= TCX Technology =

TCX Technology is the brand name for a hydrocarbon-based ethanol production process developed and marketed by Celanese Corporation. Celanese researchers developed the TCX Technology in its Clear Lake City, Texas plant under the direction of its CEO to create a fuel that helps countries reduce their need to import oil and gas.
Celanese launched the TCX Technology in November 2010 and plans to invest $700 million to build one-to-two plants in China and one in Texas that will produce TCX-based ethanol. Celanese expects to produce approximately 300 million gallons of TCX ethanol by 2016.

==Process==
In the TCX process, natural gas or other hydrocarbons are first converted to acetic acid. Thereafter, acetic acid is hydrogenated (presumably obtained by methane reforming) to give ethanol; a supported platinum-tin catalyst for this purpose was patented by Celanese. Starting from coal, it is gasified. Impurities such as mercury and cadmium are removed, before further reaction.
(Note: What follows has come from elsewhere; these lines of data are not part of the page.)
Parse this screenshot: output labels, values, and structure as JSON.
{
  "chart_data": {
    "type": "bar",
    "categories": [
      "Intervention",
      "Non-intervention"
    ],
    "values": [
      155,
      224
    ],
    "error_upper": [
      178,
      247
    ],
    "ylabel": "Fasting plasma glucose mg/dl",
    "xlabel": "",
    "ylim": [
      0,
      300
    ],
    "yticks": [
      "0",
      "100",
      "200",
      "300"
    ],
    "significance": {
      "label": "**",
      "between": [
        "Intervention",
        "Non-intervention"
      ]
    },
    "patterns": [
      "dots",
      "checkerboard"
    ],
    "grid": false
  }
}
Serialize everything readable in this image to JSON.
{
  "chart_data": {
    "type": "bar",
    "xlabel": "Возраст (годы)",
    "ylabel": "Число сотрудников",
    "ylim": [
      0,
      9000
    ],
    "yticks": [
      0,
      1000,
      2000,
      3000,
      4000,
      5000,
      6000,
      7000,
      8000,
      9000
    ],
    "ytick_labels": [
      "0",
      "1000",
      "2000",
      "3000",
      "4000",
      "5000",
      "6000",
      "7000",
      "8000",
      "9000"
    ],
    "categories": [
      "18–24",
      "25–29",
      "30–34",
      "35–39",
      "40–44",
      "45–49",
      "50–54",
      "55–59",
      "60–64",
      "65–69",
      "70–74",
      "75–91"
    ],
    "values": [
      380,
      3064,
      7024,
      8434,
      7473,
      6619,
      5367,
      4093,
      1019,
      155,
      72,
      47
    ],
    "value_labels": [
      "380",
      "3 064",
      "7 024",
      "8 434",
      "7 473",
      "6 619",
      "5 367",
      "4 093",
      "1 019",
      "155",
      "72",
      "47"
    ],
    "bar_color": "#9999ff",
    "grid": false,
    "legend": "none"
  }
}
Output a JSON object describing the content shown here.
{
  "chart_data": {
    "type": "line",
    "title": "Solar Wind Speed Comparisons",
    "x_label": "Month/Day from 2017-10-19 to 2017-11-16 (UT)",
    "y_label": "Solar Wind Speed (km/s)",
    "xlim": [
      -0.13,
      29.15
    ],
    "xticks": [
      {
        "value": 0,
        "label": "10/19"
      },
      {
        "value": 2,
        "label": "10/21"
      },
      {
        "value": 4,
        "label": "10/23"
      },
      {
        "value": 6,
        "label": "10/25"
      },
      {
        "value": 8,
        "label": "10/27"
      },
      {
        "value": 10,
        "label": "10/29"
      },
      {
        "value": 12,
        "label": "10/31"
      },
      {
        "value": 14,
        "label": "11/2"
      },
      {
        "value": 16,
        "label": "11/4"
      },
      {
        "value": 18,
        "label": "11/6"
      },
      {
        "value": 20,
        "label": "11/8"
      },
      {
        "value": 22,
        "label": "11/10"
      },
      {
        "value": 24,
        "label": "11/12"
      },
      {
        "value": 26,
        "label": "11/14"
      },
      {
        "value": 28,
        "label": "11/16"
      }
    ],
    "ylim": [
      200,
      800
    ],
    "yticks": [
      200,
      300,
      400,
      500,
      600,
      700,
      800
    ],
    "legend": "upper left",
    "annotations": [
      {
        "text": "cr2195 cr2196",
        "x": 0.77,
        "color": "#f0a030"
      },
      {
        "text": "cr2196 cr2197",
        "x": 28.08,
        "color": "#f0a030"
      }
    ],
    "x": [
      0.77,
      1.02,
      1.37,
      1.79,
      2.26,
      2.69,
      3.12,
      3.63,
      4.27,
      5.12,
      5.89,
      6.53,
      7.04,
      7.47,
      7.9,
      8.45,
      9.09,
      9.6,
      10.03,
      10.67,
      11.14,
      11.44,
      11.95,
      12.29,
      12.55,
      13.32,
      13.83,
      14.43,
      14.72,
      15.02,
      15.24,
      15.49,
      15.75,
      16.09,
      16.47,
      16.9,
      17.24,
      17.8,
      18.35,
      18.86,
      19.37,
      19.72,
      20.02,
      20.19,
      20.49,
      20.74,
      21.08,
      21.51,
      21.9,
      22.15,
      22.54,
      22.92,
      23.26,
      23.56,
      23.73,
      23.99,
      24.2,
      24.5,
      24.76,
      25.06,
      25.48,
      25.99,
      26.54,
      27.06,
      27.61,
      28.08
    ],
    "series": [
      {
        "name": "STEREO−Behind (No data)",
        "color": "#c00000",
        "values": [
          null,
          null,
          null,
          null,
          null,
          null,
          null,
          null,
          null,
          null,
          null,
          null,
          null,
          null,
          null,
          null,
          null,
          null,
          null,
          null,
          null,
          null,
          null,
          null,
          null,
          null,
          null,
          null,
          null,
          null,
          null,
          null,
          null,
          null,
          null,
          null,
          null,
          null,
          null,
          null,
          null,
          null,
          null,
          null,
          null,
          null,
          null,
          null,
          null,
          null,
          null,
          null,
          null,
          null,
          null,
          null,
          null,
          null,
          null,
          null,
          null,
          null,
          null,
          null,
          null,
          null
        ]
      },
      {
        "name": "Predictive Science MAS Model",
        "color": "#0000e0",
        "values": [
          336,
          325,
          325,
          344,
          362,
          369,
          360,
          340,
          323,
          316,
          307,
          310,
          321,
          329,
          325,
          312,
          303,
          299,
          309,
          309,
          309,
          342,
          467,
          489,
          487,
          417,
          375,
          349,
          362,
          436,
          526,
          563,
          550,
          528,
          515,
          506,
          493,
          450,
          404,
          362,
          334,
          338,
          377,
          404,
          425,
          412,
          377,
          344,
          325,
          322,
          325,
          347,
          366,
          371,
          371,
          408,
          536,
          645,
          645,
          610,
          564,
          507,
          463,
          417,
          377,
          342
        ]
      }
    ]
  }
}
Celanese claims to be able to produce hydrocarbon-based ethanol for a cost of $1.50 to $1.75 per gallon.

==Uses==

TCX can function as a fuel additive to operate vehicles and in industrial-grade applications to manufacture paints, coatings, inks and pharmaceuticals. It is intended for use in countries or regions wanting to lessen dependence on imported energy and with easy access to plentiful hydrocarbons. These include China, Middle East, Southeast Asia, South America, United States and other developing and growing countries.